Witam, otóż postanowiłem zainstalować sobie system na 64 bit  :Very Happy:  Już po sesji więc można szaleć  :Cool: 

Oczywiście nie obyło się bez problemów, z którymi szybko sobie poradziłem , ale jeden z nich pokonał mnie ;/

Sprawa wygląda tak : Mam laptop Dell Latitude D520 a w nim kartę Intel gma 950. 

 Problem pojawia się jak zamknę ekran, nic nie wstaje - na ekranie czarno. System oczywiście chodzi - próba połączenia ssh zakończyła się pomyślnie (wszystko działa ładnie w systemie ) ale nie mogę nic zrobić żeby ekran znów wyświetlał obraz. tzn on jest podświetlony ale ciemny.

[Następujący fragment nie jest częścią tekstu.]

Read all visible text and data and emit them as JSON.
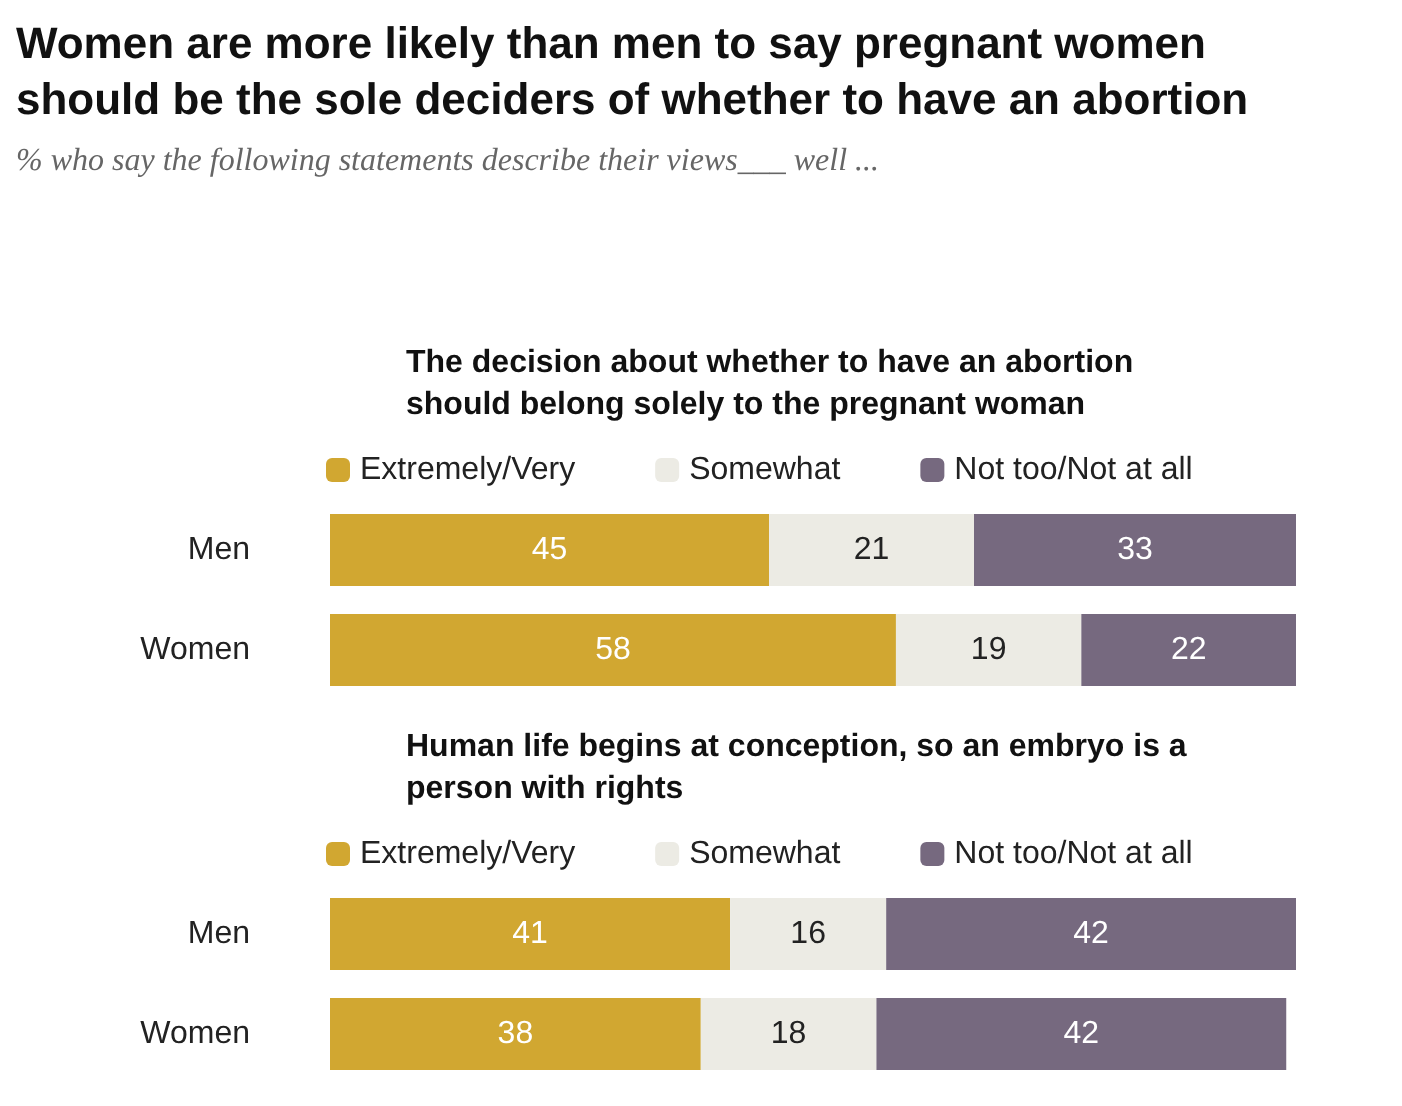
{
  "chart_data": [
    {
      "type": "other",
      "title": "Women are more likely than men to say pregnant women should be the sole deciders of whether to have an abortion",
      "subtitle": "% who say the following statements describe their views___ well ..."
    },
    {
      "type": "bar",
      "orientation": "horizontal",
      "stacked": true,
      "data_labels": true,
      "legend": "top",
      "title": "The decision about whether to have an abortion should belong solely to the pregnant woman",
      "categories": [
        "Men",
        "Women"
      ],
      "series": [
        {
          "name": "Extremely/Very",
          "color": "#d1a731",
          "values": [
            45,
            58
          ]
        },
        {
          "name": "Somewhat",
          "color": "#ecebe4",
          "values": [
            21,
            19
          ]
        },
        {
          "name": "Not too/Not at all",
          "color": "#76697f",
          "values": [
            33,
            22
          ]
        }
      ]
    },
    {
      "type": "bar",
      "orientation": "horizontal",
      "stacked": true,
      "data_labels": true,
      "legend": "top",
      "title": "Human life begins at conception, so an embryo is a person with rights",
      "categories": [
        "Men",
        "Women"
      ],
      "series": [
        {
          "name": "Extremely/Very",
          "color": "#d1a731",
          "values": [
            41,
            38
          ]
        },
        {
          "name": "Somewhat",
          "color": "#ecebe4",
          "values": [
            16,
            18
          ]
        },
        {
          "name": "Not too/Not at all",
          "color": "#76697f",
          "values": [
            42,
            42
          ]
        }
      ]
    }
  ]
}
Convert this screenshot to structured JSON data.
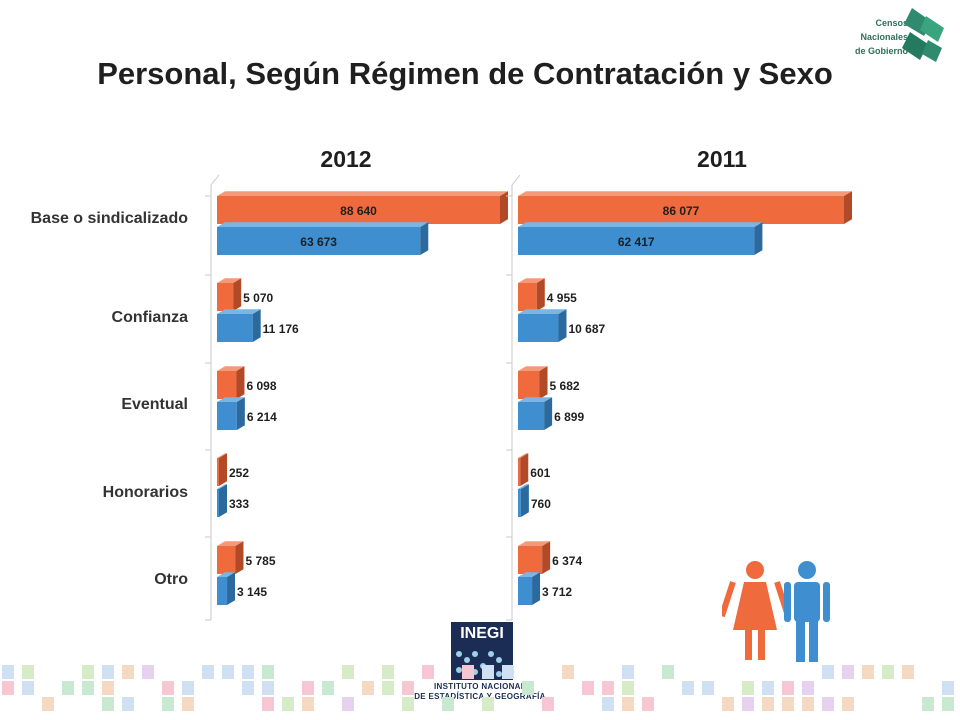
{
  "title": "Personal, Según Régimen de Contratación y Sexo",
  "logo": {
    "lines": [
      "Censos",
      "Nacionales",
      "de Gobierno"
    ]
  },
  "inegi": {
    "word": "INEGI",
    "line1": "INSTITUTO NACIONAL",
    "line2": "DE ESTADÍSTICA Y GEOGRAFÍA"
  },
  "colors": {
    "mujeres": "#ef6a3c",
    "hombres": "#3f8fd0",
    "logo_green": "#2f8a6e"
  },
  "chart_data": {
    "type": "bar",
    "orientation": "horizontal",
    "categories": [
      "Base o sindicalizado",
      "Confianza",
      "Eventual",
      "Honorarios",
      "Otro"
    ],
    "panels": [
      {
        "title": "2012",
        "series": [
          {
            "values": [
              88640,
              5070,
              6098,
              252,
              5785
            ],
            "labels": [
              "88 640",
              "5 070",
              "6 098",
              "252",
              "5 785"
            ]
          },
          {
            "values": [
              63673,
              11176,
              6214,
              333,
              3145
            ],
            "labels": [
              "63 673",
              "11 176",
              "6 214",
              "333",
              "3 145"
            ]
          }
        ]
      },
      {
        "title": "2011",
        "series": [
          {
            "values": [
              86077,
              4955,
              5682,
              601,
              6374
            ],
            "labels": [
              "86 077",
              "4 955",
              "5 682",
              "601",
              "6 374"
            ]
          },
          {
            "values": [
              62417,
              10687,
              6899,
              760,
              3712
            ],
            "labels": [
              "62 417",
              "10 687",
              "6 899",
              "760",
              "3 712"
            ]
          }
        ]
      }
    ],
    "legend": "none",
    "grid": false
  }
}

Popróbuje jeszcze załatwić tę sprawę ale i tak proszę Was drodzy koledzy o jakąś wskazówkę . Może już ktoś to miał ?

Pozdrawiam nostromo

----------

## matiit

Nie masz jakichś compizów?

Wyłącz sync to vblank.

----------

## SlashBeast

zbinduj sobie z jakimś klawiszem czy kombinacją takie coś:

```
xrandr --output LVDS --off; sleep 3; xrandr --auto
```

Troche proteza, ale może działać.

----------

## kamild

Używasz kde? Jeśli tak, to możesz spróbować zainstalować kpowersave (z tego co wiem, to właśnie ten program obsługuje wiele "laptopowych" funkcji). 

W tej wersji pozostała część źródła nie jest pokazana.